Using salvaged stuff not only has a positive environmental impact by reducing waste, it also offers architects materials typically unavailable.

Luke Barley Luke Barley

According to the National Association of Homebuilders, “If all the dimensional lumber used to build the 1.2 million new homes constructed in the United States each year were laid end to end, it would extend 2 million miles, the equivalent of going to the moon and back six and a half times”—a sobering statistic that doesn’t include other building materials.

Dutifully sorting waste, separating the metal and plastic from the paper for different recycling streams is part of modern life. Some areas even have food waste collection for community compost.

Architects and designers are taking notice of the opportunities offered by recycling and reuse. Using salvaged materials not only has a positive environmental impact by reducing waste, it also offers architects materials typically unavailable, such as old growth lumber.

Here are some prescient products and projects using recycled materials for architectural purposes.

Origma Hut, Gary Warner, Sydney, Australia

All materials for this project were brought in a utility vehicle 3 miles down a rough road. The sandstone piers are reused, and the insulation for the building comprises old woolen blankets.

Eco_Alabaster by Ceramica Fioraneseby Ceramics of Italy

These floor and wall tiles use nearly 50% recycled material in the manufacturing process, resulting in a beautiful, ecologically sound product.

Cook Park Amenities, Fox Johnston, Sydney, Australia

The building at Cook Park collects rainwater to use for toilets and other amenities. The facade is clad with recycled materials from the surrounding area.

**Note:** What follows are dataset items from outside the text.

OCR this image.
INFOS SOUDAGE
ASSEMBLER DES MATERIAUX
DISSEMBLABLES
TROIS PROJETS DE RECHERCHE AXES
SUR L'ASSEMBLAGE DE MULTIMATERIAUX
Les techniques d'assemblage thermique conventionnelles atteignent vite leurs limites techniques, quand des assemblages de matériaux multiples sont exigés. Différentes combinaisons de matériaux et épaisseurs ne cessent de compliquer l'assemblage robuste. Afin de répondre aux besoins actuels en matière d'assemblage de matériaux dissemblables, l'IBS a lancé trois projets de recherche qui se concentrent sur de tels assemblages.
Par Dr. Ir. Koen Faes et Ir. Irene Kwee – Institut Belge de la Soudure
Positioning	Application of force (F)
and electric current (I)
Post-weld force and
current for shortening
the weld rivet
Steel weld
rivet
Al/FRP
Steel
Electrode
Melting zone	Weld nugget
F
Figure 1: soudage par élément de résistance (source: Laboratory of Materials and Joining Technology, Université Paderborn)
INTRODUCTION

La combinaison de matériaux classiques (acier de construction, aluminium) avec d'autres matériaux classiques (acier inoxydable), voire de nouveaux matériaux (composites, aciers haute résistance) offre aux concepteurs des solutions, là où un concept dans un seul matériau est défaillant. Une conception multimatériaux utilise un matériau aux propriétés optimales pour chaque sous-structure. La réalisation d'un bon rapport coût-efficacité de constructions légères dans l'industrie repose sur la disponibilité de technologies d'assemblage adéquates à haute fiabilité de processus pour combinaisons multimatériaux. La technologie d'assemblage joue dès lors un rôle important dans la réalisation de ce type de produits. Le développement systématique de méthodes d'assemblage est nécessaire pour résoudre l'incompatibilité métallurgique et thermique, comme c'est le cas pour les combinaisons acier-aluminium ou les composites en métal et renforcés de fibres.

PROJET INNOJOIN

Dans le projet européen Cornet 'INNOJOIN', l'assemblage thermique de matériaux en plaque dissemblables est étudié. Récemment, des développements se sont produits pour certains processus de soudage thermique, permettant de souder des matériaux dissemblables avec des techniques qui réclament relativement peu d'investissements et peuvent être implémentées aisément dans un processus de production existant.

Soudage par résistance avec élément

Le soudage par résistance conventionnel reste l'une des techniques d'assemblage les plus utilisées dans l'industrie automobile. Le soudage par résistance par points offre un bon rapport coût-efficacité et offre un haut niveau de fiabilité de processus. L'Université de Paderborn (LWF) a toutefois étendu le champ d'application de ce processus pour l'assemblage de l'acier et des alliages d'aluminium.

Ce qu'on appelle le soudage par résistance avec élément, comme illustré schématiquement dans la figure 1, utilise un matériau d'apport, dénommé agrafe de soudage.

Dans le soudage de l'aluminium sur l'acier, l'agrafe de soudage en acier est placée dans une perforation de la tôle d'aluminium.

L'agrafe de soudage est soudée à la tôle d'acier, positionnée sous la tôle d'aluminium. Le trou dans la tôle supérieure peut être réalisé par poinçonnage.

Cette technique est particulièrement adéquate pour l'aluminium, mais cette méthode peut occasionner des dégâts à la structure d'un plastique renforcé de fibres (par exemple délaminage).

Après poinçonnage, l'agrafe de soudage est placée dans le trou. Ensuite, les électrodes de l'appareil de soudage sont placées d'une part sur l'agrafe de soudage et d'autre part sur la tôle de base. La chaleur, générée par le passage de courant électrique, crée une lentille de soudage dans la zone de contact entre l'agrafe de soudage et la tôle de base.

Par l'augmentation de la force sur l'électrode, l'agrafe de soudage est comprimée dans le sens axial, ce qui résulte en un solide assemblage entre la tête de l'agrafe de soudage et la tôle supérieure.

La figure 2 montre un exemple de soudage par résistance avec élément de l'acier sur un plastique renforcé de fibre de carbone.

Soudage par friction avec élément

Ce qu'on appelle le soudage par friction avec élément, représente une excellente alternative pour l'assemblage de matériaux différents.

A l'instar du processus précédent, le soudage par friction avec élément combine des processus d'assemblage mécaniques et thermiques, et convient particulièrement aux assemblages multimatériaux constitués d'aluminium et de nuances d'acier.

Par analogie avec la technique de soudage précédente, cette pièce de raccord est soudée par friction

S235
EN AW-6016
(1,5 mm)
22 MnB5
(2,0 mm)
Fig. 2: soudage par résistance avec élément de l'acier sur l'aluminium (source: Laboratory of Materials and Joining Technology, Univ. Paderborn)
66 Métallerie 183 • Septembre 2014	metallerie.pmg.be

Urban Retreat™ by Interface

Nine styles of flooring arranged according to patterns, including one that evokes moss-covered rocks on the forest floor. 80% of the material used to fabricate the flooring is recycled, with an impressive 30% of that being post-consumer.

Reall by Carlotta de Bevilacqua, Paolo Dell’Elce by Artemide

The aluminum used in the manufacture of this refined, elegant lamp is recycled.

Maunu Residence, Fung + Blatt Architects, Inc., Altadena, US

Using recycled glass, hardiboard, corrugated steel, and redwood, this understated pool/guest house incorporates sliding doors and an open-floor plan, blurring the distinction between exterior and interior spaces.

Murcia by Refin by Ceramics of Italy

This unique flooring tile is manufactured incorporating 20% post consumer recycled glass from cathode ray television sets and monitors.

Shed No. 8841, Ben LepleyEd Henry, Tucson, US

The steel cladding and wood used in this project are completely recycled and reused.

Hanil Visitors Center & Guest House, Nicholas Locke, Maepo, KR

The entire goal of this project is as a built example of ways to recycle and reuse concrete, one of the worlds most common building materials. The facade is made with both gabion walls, as well as concrete cast with fabric.

greenfield living, minarc, Los Angeles, CA

The exterior panels of this home are fabricated using 30% recycled material. The kitchen cabinetry and furniture is made using recycled automobile tires, providing an imaginative and ecologically savvy design.

Using recycled materials in building is not completely mainstream in the field of architecture. These examples show that being ecologically conscious doesn’t have to impact the design and aesthetic of building projects and products.